Reading letters written by Clinton, former national security adviser SANDY BERGER and MICHAEL McFAUL – the U.S. ambassador to Russia and FSI senior fellow who studied closely with Blacker – Rice capped a lineup of colleagues, students and donors who honored the departing director during a recent farewell reception at the Cantor Arts Center.

“Under your directorship, the institute has enhanced its status as one of the globe’s most prominent and influential centers for the study of international relations,” Clinton wrote. “The institute’s research is helping us move toward a more stable, sustainable and equitable world in this age of interdependence. In addition to your devotion to Stanford, I will always be grateful for your outstanding work at the National Security Council during my presidency.”

Nearly 20 years before joining the Clinton administration in 1995, Blacker arrived at Stanford as a postdoctoral fellow in the university’s Arms Control and Disarmament Program. He lectured and taught through the 1980s, becoming a popular professor known for working closely with his students.

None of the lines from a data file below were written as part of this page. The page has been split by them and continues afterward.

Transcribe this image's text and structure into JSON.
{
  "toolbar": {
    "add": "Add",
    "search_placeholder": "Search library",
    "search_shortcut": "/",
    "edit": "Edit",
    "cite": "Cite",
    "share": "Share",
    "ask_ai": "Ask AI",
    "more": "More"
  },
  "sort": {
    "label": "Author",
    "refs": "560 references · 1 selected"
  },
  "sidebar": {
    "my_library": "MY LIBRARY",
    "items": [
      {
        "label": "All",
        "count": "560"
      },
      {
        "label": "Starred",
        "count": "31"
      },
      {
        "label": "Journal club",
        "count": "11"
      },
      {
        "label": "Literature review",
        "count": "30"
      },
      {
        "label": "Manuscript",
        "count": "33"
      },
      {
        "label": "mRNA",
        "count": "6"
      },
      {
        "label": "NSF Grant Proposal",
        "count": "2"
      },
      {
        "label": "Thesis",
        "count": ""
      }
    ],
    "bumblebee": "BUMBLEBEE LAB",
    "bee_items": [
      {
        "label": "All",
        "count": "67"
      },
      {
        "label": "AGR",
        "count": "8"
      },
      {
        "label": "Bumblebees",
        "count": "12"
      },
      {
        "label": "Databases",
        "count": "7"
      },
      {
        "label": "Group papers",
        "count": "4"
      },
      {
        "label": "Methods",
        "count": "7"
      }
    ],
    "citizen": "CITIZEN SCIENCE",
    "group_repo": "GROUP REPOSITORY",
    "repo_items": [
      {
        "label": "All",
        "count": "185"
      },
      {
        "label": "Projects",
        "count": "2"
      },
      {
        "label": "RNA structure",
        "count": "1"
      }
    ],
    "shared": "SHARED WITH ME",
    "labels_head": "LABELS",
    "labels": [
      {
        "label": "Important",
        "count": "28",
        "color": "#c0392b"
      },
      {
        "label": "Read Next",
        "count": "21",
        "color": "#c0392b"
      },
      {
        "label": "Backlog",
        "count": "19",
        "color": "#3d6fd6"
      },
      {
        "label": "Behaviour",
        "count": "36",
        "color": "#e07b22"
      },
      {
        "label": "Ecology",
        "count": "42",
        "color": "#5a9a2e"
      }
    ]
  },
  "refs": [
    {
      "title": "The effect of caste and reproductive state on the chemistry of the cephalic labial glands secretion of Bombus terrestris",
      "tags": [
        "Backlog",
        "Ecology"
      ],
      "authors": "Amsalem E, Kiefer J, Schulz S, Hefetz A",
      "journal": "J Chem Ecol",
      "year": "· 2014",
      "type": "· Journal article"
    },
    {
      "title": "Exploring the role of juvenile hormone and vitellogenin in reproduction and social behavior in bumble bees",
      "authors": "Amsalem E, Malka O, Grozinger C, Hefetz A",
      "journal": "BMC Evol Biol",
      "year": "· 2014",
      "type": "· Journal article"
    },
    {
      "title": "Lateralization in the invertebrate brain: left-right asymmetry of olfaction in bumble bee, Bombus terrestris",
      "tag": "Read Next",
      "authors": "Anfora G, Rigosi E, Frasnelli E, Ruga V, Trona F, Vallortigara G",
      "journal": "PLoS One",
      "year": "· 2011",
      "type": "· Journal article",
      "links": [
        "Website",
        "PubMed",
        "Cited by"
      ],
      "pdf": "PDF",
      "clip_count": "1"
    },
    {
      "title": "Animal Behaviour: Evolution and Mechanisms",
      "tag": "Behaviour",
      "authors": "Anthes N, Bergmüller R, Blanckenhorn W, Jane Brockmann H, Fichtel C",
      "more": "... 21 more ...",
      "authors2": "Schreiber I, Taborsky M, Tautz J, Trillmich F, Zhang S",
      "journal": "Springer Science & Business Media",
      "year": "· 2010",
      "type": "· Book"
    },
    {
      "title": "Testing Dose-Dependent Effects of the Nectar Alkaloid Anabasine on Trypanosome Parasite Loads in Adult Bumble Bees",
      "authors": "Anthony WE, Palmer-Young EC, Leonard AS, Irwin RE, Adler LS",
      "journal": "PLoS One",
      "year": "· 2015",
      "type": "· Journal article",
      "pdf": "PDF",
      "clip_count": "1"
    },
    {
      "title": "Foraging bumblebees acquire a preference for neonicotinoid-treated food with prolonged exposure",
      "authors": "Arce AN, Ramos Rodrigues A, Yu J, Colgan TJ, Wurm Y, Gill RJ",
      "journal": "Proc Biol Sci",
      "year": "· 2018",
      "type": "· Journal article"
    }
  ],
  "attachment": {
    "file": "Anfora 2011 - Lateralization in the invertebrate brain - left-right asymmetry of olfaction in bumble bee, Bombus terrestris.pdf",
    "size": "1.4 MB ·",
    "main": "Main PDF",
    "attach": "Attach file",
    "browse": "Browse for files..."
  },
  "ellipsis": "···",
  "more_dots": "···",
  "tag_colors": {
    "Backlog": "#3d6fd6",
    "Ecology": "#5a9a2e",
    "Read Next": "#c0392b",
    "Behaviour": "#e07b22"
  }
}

“I saw in him a mentor who not only excelled in his field, but did so with intellectual fortitude, integrity and a deep-seated sense of service to which I only hoped I could aspire,” said THEO MILONOPOULOS, a former student of Blacker’s who is now a Fulbright Scholar at King’s College London.

In 1991, Blacker became a senior fellow at the Institute for International Studies, the precursor to FSI. He was appointed as the institute’s deputy director in 1998 and took over as director five years later.

Under Blacker’s tenure, FSI expanded its number of research centers from four to seven, and grew its faculty from 21 to 32 professors. The institute’s endowment is nearly $200 million, up from $122 million in 2002.

“FSI has really become the jewel in the crown of Stanford’s interdisciplinary institutes under Chip’s leadership,” said ANN ARVIN, Stanford’s dean of research. “I hesitate to say how many times I have advised others to just ask Chip how they do it at FSI – whatever ‘it’ may be.”